Hostel Llety Arall in Caernarfon, Gwynedd, was also launched on Fairbnb in April. Menna Machreth, of the Other Accommodation initiative behind the hostel, said residents sometimes felt tourism “negatively impacts our area”, but they wanted people to visit.
She said the group was aware of “people buying houses for them to be placed on Airbnb and that not being regulated at all” while “local people struggle to buy houses”.
She added the hostel, which sits in a “renovated and empty large building” on a busy street in the town was a “community benefit society” which was not taking away homes.
“Where there were offices and an empty shop, there are now eight rooms for short-term visitors, a thriving shop selling upcycled products and a space for community activities,” she said.
“This is in contrast to what is happening in many communities in Gwynedd, with homes being bought to be holiday lets, denying people from a home and leading to prices skyrocketing out of reach of young people.
“The aim of the business is to benefit the town, by supporting the circular economy and promoting sustainable tourism,” she said.
Llety Arall wants to join up with other social enterprises to find a community project that can benefit from its Fairbnb commission. “We’ve got nearly 90% of people in town speaking Welsh day-to-day,” Ms Machreth said.
The purpose of the hostel was to give people the “experience of the Welsh language as a living, urban language”.But at the moment, no community projects have been found to put the 50% of commission into, so it goes to Big Issue instead.
Rebecca Wiles, UK ambassador for Fairbnb said its next step was to find local projects “to keep the benefit” of tourism in communities.
She said community projects were welcome to put themselves forward.

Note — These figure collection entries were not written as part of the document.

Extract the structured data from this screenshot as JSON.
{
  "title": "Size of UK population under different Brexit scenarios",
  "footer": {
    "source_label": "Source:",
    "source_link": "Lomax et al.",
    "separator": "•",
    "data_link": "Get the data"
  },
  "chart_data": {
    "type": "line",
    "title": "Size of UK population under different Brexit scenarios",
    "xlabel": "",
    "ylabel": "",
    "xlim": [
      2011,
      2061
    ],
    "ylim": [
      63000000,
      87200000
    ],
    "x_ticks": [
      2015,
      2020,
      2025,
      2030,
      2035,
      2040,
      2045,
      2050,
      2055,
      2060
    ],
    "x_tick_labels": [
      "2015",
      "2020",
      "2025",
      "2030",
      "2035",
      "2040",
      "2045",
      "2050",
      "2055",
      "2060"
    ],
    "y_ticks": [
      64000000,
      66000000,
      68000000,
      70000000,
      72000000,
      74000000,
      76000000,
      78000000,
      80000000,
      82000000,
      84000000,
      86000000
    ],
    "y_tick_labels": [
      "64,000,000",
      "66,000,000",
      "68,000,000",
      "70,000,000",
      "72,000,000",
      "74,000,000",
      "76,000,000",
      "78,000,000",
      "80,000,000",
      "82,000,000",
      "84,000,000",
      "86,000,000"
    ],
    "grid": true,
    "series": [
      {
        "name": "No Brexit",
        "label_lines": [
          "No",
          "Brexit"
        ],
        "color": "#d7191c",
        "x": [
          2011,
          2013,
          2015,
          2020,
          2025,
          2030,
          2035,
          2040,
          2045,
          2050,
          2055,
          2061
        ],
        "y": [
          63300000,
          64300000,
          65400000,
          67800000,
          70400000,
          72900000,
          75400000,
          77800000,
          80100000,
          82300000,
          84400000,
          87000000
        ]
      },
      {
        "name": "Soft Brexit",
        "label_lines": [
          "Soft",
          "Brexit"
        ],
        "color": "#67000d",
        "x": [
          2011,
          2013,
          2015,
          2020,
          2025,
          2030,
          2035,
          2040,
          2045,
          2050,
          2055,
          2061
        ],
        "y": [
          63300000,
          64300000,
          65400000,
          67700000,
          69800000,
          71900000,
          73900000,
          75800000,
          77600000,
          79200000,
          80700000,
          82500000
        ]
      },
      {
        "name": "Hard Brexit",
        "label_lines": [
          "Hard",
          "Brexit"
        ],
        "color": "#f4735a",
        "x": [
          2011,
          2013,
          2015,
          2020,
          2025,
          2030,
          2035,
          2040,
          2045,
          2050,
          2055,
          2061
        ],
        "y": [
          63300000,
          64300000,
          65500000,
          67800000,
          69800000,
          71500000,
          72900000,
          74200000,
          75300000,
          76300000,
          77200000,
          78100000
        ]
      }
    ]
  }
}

The organisation’s definition of sustainability is broad, “not just focusing on do they plant trees and focus on the environmental aspects,” she added.
“Whether that’s domestic abuse charities or women’s rights, animal welfare or health of rivers.”
Community projects in other countries include village shops, not-for-profits targeting homelessness, and insect protection amongst many others.
Airbnb said in a statement that across Wales, the typical host shares one home, often their primary residence, for less than three nights a month.
It added that more than a third say this helps them afford rising mortgage, food and energy costs.
“Airbnb supports new rules and continues to work with the Welsh government to help local authorities to protect everyday families sharing space in their homes, and clamp down on the speculators driving housing and overtourism concerns,” the company said.